Data mining is one part of the process of Knowledge Discovery in Databases.
There are many techniques within data mining that aim to accomplish different tasks. Generally tasks fall into one of two categories, predictive or descriptive. Predictive tasks look at historical data to predict what will happen in the future. Descriptive tasks will look at some given data and find patterns in it.

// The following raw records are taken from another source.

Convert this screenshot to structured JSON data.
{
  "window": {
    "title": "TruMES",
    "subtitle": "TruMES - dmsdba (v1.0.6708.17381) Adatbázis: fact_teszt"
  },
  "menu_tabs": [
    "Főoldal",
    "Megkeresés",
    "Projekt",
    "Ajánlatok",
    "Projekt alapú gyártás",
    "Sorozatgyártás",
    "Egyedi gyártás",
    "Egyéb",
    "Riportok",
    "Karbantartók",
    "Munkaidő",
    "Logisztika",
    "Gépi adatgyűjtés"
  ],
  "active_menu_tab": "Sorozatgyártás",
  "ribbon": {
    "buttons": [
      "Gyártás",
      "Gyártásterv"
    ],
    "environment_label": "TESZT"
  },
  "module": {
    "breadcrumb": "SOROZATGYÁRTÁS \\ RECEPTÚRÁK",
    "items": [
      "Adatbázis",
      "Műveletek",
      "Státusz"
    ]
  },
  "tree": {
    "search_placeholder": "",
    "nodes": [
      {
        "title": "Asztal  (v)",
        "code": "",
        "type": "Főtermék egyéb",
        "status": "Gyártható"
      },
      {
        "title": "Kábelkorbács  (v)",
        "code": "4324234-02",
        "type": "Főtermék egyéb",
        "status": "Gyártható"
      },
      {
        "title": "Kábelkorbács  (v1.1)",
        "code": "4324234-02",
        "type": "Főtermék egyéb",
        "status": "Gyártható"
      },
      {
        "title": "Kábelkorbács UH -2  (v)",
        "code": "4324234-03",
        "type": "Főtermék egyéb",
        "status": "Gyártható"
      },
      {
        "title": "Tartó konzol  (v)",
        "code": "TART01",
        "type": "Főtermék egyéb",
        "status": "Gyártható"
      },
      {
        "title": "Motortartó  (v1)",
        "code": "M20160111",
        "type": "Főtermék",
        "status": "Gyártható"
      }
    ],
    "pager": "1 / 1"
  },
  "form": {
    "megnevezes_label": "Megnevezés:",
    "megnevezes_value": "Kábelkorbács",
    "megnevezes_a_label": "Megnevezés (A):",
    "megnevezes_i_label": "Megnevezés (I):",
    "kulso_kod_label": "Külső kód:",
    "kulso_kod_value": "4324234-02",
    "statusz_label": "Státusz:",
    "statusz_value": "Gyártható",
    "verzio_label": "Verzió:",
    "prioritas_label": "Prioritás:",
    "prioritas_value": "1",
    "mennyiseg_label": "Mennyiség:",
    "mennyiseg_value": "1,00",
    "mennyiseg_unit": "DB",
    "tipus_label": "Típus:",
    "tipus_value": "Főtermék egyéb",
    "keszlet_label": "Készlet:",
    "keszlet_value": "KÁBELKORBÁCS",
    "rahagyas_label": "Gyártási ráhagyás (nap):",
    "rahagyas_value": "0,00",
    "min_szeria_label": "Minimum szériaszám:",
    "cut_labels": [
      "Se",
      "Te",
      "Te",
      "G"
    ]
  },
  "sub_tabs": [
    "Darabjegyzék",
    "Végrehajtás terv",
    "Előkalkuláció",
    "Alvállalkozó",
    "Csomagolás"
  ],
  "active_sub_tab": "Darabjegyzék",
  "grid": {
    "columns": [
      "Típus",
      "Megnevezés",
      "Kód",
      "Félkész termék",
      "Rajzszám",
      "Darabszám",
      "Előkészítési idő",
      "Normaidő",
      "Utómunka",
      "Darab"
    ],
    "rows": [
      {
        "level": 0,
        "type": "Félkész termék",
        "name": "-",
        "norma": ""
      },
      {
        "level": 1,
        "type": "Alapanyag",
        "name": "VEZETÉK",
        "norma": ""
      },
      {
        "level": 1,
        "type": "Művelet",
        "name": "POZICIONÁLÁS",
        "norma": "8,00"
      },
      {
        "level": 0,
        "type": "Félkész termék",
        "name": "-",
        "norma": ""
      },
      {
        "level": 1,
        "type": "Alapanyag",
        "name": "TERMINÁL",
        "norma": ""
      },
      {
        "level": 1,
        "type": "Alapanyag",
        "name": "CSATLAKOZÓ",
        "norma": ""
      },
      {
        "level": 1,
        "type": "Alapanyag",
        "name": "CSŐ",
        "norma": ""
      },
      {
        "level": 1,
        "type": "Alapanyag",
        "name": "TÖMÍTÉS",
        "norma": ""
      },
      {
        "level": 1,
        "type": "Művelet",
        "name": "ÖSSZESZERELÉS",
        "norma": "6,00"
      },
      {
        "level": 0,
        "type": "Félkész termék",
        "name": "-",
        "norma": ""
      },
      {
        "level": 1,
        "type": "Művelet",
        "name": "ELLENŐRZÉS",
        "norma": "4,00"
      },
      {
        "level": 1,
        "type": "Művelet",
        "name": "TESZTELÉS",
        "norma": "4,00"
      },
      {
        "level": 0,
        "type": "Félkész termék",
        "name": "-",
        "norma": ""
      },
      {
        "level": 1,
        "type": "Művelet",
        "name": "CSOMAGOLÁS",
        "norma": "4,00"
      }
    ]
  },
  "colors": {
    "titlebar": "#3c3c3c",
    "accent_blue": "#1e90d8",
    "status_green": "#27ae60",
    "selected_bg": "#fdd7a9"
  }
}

Since data mining is a growing area, the techniques are constantly changing, as new improved methods are discovered. At present, some of the most well known predictive algorithms, known as classification algorithms include Naive Bayes, SVM, Decision Trees (such as C4.5), Artificial Neural Networks, k-Nearest Neighbour and more. Some predictive algorithms are able to perform regression, a form of prediction for non-categorical data. Some of the most well known descriptive algorithms include the Apriori and FP-tree algorithms (for finding association rules), K-Means and Hierarchical clustering algorithms, GSP and PrefixSpan for Sequential Pattern Mining and various algorithms for Outlier Detection. In 2006, at the International Conference on Data Mining (ICDM), the top algorithms were discussed (see http://www.cs.uvm.edu/~icdm/algorithms/index.shtml).
This is a very limited list and many more algorithms have been and are being developed, as this area continues to grow and expand to encompass new problems and applications.